Re: [RFC PATCH] tracing: add sched_prio_update
From: Peter Zijlstra
Date: Thu Aug 11 2016 - 06:43:23 EST
On Mon, Jul 04, 2016 at 03:46:04PM -0400, Julien Desfossez wrote:
> The effective priority of running threads can also be temporarily
> changed in the PI code, but a dedicated tracepoint is already in place
> to cover this case.
So while we have that tracepoint its not really all that useful.
I would suggest removing it and replacing it with a combination of this
tracepoint and a new blocked-on tracepoint that would let us trace the
entire blocking graph (we could even include !PI primitives).
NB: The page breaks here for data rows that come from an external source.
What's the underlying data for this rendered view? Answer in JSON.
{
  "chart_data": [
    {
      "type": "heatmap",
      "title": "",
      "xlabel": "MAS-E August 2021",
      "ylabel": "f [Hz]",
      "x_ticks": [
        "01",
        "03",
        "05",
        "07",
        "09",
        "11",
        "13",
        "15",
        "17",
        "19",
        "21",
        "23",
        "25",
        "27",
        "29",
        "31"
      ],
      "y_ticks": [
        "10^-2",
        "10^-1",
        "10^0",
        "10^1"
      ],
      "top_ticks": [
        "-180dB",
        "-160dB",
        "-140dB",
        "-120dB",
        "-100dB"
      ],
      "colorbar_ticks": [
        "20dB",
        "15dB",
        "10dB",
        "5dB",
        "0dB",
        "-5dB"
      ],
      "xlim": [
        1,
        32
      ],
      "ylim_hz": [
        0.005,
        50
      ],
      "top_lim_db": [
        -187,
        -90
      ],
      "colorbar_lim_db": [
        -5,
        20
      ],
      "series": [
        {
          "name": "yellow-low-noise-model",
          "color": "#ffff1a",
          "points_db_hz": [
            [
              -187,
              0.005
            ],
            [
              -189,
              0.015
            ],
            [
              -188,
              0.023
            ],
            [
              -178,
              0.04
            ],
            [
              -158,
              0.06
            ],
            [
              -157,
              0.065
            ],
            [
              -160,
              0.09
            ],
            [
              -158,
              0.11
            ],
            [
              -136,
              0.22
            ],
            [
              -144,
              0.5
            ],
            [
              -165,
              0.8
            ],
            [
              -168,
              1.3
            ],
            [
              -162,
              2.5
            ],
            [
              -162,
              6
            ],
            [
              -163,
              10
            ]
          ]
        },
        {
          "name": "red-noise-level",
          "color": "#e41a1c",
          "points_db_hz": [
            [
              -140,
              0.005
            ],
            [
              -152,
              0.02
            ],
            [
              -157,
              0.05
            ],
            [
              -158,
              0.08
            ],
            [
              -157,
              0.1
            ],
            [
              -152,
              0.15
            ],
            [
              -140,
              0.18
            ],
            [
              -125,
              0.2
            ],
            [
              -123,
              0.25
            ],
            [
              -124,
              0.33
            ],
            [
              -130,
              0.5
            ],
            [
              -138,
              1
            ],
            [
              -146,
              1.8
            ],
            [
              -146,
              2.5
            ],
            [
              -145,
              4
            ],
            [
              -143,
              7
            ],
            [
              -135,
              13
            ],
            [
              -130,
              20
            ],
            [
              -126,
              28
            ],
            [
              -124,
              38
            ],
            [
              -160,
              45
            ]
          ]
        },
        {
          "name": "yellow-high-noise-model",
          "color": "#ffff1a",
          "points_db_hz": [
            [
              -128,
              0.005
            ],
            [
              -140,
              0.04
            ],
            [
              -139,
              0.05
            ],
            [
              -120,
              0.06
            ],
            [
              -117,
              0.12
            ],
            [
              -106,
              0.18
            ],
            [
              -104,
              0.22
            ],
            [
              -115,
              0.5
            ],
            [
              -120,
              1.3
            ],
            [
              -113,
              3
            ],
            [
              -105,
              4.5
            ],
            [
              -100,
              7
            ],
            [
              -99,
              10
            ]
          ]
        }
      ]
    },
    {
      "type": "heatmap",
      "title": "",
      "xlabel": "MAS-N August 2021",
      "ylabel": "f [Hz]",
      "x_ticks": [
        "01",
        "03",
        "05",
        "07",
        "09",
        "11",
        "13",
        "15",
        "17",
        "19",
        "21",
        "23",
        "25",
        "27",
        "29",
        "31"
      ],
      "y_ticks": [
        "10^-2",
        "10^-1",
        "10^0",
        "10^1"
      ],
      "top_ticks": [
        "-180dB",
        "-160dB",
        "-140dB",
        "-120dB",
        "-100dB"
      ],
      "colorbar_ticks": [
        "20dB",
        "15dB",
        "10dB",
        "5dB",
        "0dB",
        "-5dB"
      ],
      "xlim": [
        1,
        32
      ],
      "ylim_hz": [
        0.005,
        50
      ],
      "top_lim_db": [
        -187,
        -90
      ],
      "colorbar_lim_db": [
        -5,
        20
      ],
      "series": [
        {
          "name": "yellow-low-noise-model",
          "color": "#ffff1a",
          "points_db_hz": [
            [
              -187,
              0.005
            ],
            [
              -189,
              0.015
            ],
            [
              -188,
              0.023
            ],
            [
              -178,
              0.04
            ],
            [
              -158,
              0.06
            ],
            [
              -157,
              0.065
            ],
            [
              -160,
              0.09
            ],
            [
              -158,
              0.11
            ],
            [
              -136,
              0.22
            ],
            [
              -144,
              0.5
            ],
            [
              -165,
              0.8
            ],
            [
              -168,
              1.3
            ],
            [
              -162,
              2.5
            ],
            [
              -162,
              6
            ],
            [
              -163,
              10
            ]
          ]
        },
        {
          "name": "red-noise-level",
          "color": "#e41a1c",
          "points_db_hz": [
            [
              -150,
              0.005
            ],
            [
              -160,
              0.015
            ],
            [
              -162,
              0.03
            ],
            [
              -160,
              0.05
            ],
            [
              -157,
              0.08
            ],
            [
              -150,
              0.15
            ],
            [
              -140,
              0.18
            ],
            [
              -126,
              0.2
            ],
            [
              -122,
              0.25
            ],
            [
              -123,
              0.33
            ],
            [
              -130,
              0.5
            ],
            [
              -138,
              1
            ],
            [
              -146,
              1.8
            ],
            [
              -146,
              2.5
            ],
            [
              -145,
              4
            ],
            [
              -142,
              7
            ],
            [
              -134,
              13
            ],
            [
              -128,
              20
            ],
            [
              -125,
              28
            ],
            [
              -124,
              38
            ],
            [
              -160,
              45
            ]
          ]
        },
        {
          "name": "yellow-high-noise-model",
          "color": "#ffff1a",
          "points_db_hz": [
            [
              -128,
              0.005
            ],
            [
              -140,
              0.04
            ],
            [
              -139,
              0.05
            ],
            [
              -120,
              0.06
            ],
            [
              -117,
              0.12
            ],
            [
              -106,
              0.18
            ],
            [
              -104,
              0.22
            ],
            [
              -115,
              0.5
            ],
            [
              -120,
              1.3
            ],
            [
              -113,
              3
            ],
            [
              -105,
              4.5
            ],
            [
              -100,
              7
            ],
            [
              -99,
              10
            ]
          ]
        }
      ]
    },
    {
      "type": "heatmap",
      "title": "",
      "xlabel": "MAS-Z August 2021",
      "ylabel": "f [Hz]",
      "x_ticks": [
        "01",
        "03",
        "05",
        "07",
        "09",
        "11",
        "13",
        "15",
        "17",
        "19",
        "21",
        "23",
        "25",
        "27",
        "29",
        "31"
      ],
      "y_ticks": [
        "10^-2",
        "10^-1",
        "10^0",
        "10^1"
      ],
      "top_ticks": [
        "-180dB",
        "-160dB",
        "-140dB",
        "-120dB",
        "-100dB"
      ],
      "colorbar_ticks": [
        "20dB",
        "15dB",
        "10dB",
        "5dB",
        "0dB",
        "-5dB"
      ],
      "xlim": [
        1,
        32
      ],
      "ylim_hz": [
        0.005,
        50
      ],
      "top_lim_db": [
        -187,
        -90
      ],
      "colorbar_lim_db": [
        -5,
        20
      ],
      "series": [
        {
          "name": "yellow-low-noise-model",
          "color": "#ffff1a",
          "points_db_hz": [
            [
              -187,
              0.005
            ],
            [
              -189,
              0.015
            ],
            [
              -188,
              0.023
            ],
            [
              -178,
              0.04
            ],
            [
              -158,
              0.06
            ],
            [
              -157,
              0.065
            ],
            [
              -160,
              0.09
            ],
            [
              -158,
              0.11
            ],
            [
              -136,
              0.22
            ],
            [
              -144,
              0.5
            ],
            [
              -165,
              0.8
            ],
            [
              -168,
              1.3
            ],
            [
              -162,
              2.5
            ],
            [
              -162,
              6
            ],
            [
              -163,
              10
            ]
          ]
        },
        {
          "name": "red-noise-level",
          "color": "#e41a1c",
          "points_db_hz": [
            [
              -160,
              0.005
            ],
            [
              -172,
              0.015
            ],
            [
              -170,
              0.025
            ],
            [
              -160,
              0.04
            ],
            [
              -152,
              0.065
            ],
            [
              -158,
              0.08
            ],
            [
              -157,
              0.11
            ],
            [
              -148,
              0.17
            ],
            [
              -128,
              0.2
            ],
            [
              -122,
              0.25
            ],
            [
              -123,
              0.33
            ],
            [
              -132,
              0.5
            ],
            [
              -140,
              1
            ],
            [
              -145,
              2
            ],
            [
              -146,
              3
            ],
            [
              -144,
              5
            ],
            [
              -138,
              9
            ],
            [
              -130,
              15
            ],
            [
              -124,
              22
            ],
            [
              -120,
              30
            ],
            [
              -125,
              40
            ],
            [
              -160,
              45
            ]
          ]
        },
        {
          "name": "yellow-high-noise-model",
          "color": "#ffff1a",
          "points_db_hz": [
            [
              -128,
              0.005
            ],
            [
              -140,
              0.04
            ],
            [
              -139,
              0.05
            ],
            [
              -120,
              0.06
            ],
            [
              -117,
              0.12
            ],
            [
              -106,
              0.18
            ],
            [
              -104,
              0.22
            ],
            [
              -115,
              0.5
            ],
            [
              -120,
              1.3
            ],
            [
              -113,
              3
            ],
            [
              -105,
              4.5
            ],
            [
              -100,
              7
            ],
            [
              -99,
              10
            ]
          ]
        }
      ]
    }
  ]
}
> Here are a few output examples:
> After fork of a normal task:
> sched_prio_update: comm=bash pid=2104, policy=SCHED_NORMAL, nice=0,
> rt_priority=0, dl_runtime=0, dl_deadline=0, dl_period=0
>
> renice -n 10 of a normal task:
> sched_prio_update: comm=sleep pid=2130, policy=SCHED_NORMAL, nice=10,
> rt_priority=0, dl_runtime=0, dl_deadline=0, dl_period=0
>
> SCHED_FIFO 60:
> sched_prio_update: comm=chrt pid=2105, policy=SCHED_FIFO, nice=0,
> rt_priority=60, dl_runtime=0, dl_deadline=0, dl_period=0
>
> SCHED_RR 60:
> sched_prio_update: comm=chrt pid=2109, policy=SCHED_RR, nice=0,
> rt_priority=60, dl_runtime=0, dl_deadline=0, dl_period=0
>
> SCHED_DEADLINE:
> sched_prio_update: comm=b pid=2110, policy=SCHED_DEADLING, nice=0,
> rt_priority=0, dl_runtime=10000000, dl_deadline=30000000,
> dl_period=30000000
Looks OK.
> +++ b/kernel/fork.c
> @@ -1773,6 +1773,7 @@ long _do_fork(unsigned long clone_flags,
> struct pid *pid;
>
> trace_sched_process_fork(current, p);
> + trace_sched_prio_update(p);
>
> pid = get_task_pid(p, PIDTYPE_PID);
> nr = pid_vnr(pid);
I'm a bit torn on this, like Steven I loathe back to back tracepoints.
Also, per a minimalist argument, we don't need this tracepoint, since a
child will inherit the parents attributes, except in the
SCHED_FLAG_RESET_ON_FORK case.
At the same time, this delta approach to state has the problem that at
the start of tracing we know nothing, which makes it hard to interpret
traces.
Adding the tracepoint here cures it for new tasks in the trace, but
doesn't help anything for pre-existing tasks.
I do feel this is something we need to cure; because I often trace bits
during the 'running' phase of a program and would not get anything.
Suggestions?
So while I have no objections, I would really rather like to see a more
complete approach before moving on this.